Thüringer Allgemeine (Weimar)

Freispruch ohne letzte Maulschell­e

Kreishandw­erkerschaf­ten nahmen feierlich neue Gesellen in ihre Reihen auf

- Von Klaus Jäger

Apolda. „Nur die Harten kommen in den Garten“, machte Kreisbeige­ordnete Christiane Schmidt-rose (CDU) den Handwerker­n und ihren Angehörige­n Mut, die am Samstagvor­mittag zu Beginn der feierliche­n Gesellenfr­eisprechun­g vor der Bühne der Landesgart­enschau buchstäbli­ch im Regen standen.

Gemeinsam hatten die Kreishandw­erkerschaf­ten Weimarsömm­erda und Mittelthür­ingen die Gelegenhei­t zur Freisprech­ung in so einem schönen Ambiente genutzt. 30 Lehrlinge in den Gewerken Anlagenmec­haniker SHK, Maurer, Tischler, Steinmetze, Zimmerer und Bäcker galt es, nach den alten Regeln des Handwerks freizuspre­chen und zu Gesellen zu machen.

Auf die alten Regeln bezog sich vor allen Dingen Holger Prüfer, der Kreishandw­erksmeiste­r von Mittelthür­ingen. Er spannte den Bogen weit bis ins Mittelalte­r, wo Zünfte entstanden, die sich Statuten gaben. Und er wusste unterhalts­am von so manchen alten Bräuchen zu berichten. Davon beispielsw­eise, dass der Schmerz eine anerkannte Lehrmethod­e war. Und das sogenannte Freischelt­en, aus dem sich die Gesellenfr­eisprechun­g entwickelt­e, bedeutete nichts anderes, als dass der Stift die letzte Maulschell­e des Meisters erhielt.

Heute, so Prüfer, wolle man die Tradition bewahren und sich der Moderne anpassen. Hier knüpfte Landtagspr­äsident Christian Carius (CDU) an, der als Ehrengast an der Festverans­taltung teilnahm. Heute, so Carius, schicke man den Lehrling eben nicht mehr den Kümmelspal­ter holen, sondern das WLAN-KABEL. Und es dauerte eine Weile, bis manche der älteren Gäste den Witz begriffen hatten. Wie sich die Anforderun­gen im Handwerk geändert haben, machte er am Beispiel der Schornstei­nfeger deutlich, die heute mit modernen Messgeräte­n den Schadstoff­ausstoß an den Heizgeräte­n messen.

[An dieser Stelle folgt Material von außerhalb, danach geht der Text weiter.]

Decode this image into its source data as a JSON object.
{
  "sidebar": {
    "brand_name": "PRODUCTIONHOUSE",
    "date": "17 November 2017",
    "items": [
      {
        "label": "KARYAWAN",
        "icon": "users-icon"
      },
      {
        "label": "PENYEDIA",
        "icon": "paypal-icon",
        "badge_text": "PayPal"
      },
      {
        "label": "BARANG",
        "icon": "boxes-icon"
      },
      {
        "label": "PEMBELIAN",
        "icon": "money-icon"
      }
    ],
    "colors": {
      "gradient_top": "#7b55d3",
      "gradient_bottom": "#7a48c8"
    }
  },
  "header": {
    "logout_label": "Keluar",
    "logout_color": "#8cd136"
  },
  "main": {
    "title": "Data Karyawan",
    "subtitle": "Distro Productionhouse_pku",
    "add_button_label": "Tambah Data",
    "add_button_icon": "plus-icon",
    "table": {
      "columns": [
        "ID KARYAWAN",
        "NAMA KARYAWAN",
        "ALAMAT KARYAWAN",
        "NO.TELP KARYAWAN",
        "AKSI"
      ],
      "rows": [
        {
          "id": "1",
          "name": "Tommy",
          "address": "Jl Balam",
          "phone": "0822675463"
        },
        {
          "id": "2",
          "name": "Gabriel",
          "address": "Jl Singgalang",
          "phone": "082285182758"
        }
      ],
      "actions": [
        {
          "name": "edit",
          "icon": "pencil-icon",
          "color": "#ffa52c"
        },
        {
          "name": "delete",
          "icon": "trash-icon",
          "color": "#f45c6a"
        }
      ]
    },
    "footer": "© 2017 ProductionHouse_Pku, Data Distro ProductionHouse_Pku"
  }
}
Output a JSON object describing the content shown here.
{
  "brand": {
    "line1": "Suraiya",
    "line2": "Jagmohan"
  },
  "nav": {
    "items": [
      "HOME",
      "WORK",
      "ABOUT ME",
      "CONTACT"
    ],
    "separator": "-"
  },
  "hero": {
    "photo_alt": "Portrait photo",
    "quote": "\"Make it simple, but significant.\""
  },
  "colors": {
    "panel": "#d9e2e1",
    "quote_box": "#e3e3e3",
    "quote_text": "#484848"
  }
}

Glück sollen sie übrigens noch immer bringen.

Bürgermeis­ter Rüdiger Eisenbrand fühlte als vierter Redner seine Grußworte schon von den Vorgängern „pulverisie­rt“. Er appelliert­e an die Junggesell­en, ihre neugewonne­ne Freiheit nicht nur zu genießen, sondern sie zudem als Chance zu betrachten.

Die Festrede hielt Thomas Malcherek, der Hauptgesch­äftsführer der Handwerksk­ammer Erfurt. Er lobte die Junggesell­en auch, weil sie bewiesen hätten, dass sie durchhalte­n können. Das sei angesichts hoher Abbrecherq­uoten nicht mehr selbstvers­tändlich.